In fact, only those who are willing to register with a cleaning agency or work for a contractor are eligible for legal protection. According to a U.S. Department of Labor report from 2015, some 35,000 women work in cleaning jobs or housemaids in New York on a temporary and daily basis.
For the women, the risk entailed in casual work is tremendous. They may not be able to afford travel by public transportation on a daily basis, and if they have small children, they may have to pay for improvised babysitting services that sometimes cost more than what they earn.
Researchers from Cornell are now working with the women to develop a cellphone app that will make it easy for them to report employers who have violated their rights. No blacklist has been made public, but the women hope that the very fact of its existence will deter employers from exploiting them.
In light of the fact that 42 percent of the women reported that they were paid less money than had been agreed on, and no fewer than 89 percent reported that they were not given time to eat or rest on workdays of more than five hours – the need for the app is crucial.
Another problem, deriving from cultural disparities and distinctive Satmar customs, relates to the dress code. According to Birnbaum, many of the women are told they must wear long sleeves and dresses that reveal no cleavage. “Recently,” she adds, “the employers have become more sophisticated and come up with a new gimmick: cloaks without pockets to ensure that the women don’t steal anything. The worker is asked to change into the cloak when she arrives at the apartment.”
Still, Victoria and Maria were cautiously optimistic in our conversations. Says Maria: “I am cooperating with the workers organization in order to get women to sign a petition calling on the city to budget a permanent station where mediation between employers and workers will be possible.
The idea is to have every employer sign a short form that will include name, address, hours of work and payment.
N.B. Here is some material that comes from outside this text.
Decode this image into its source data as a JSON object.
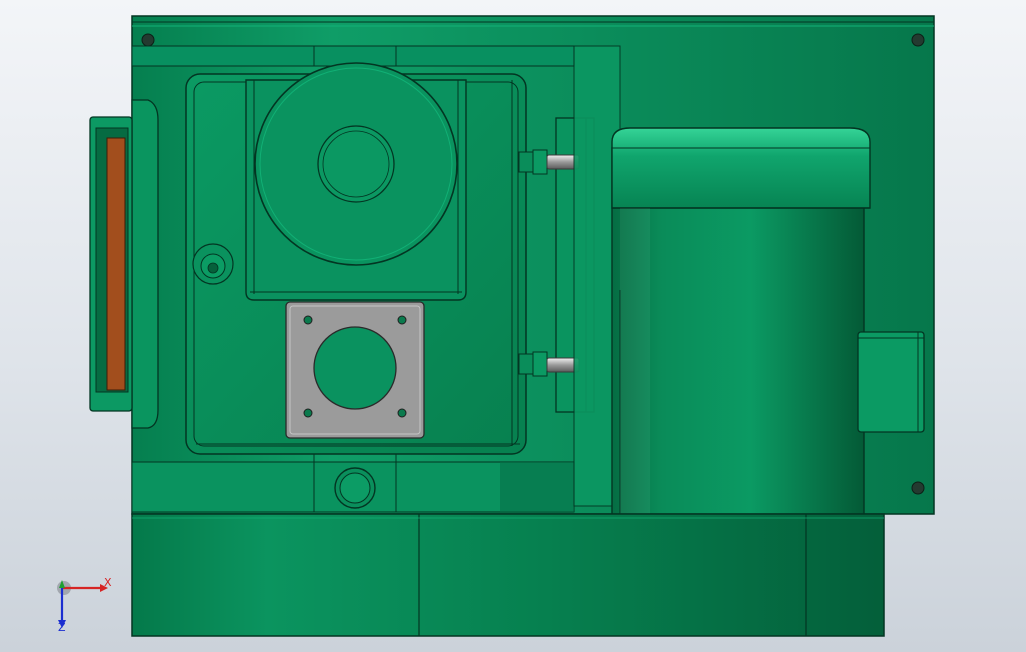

That will make it easier to monitor problematic employers and file complaints when needed. We are also updating workers about their rights: the minimum wage in New York, a meal break, the right to refuse to clean a particularly filthy apartment within a short time.”
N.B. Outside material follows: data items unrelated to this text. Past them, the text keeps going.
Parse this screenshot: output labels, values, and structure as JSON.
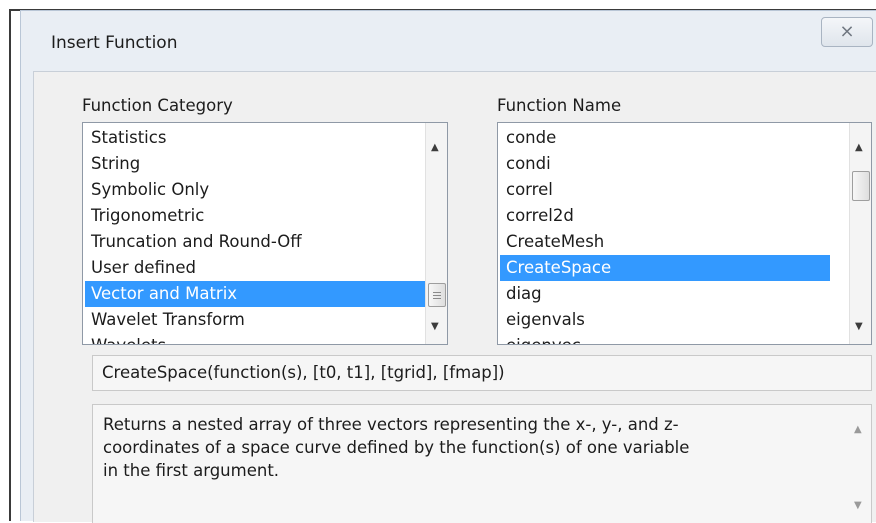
{
  "dialog": {
    "title": "Insert Function",
    "close_glyph": "⨯"
  },
  "category": {
    "label": "Function Category",
    "items": [
      "Statistics",
      "String",
      "Symbolic Only",
      "Trigonometric",
      "Truncation and Round-Off",
      "User defined",
      "Vector and Matrix",
      "Wavelet Transform",
      "Wavelets"
    ],
    "selected": "Vector and Matrix"
  },
  "function": {
    "label": "Function Name",
    "items": [
      "conde",
      "condi",
      "correl",
      "correl2d",
      "CreateMesh",
      "CreateSpace",
      "diag",
      "eigenvals",
      "eigenvec"
    ],
    "selected": "CreateSpace"
  },
  "syntax": "CreateSpace(function(s), [t0, t1], [tgrid], [fmap])",
  "description": {
    "lines": [
      "Returns a nested array of three vectors representing the x-, y-, and z-",
      "coordinates of a space curve defined by the function(s) of one variable",
      "in the first argument."
    ]
  },
  "colors": {
    "selection": "#3399ff",
    "window_bg": "#f0f0f0"
  }
}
After more than a decade, Maria is planning to cut back as much as she can on her visits to The Station.
“My husband and I have been in debt since we came to the United States,” she says. “Last year, many men from Mexico and Ecuador were deported, while their wives stayed here to provide for the children.
But my husband and I have managed to pay off most of our debts, and I hope that in a little while, when winter starts, I will be able to work only through agencies or to come here only once or twice a week, instead of every day. Maybe by then they will build us a shelter or at least a place in which to hide from the cold.”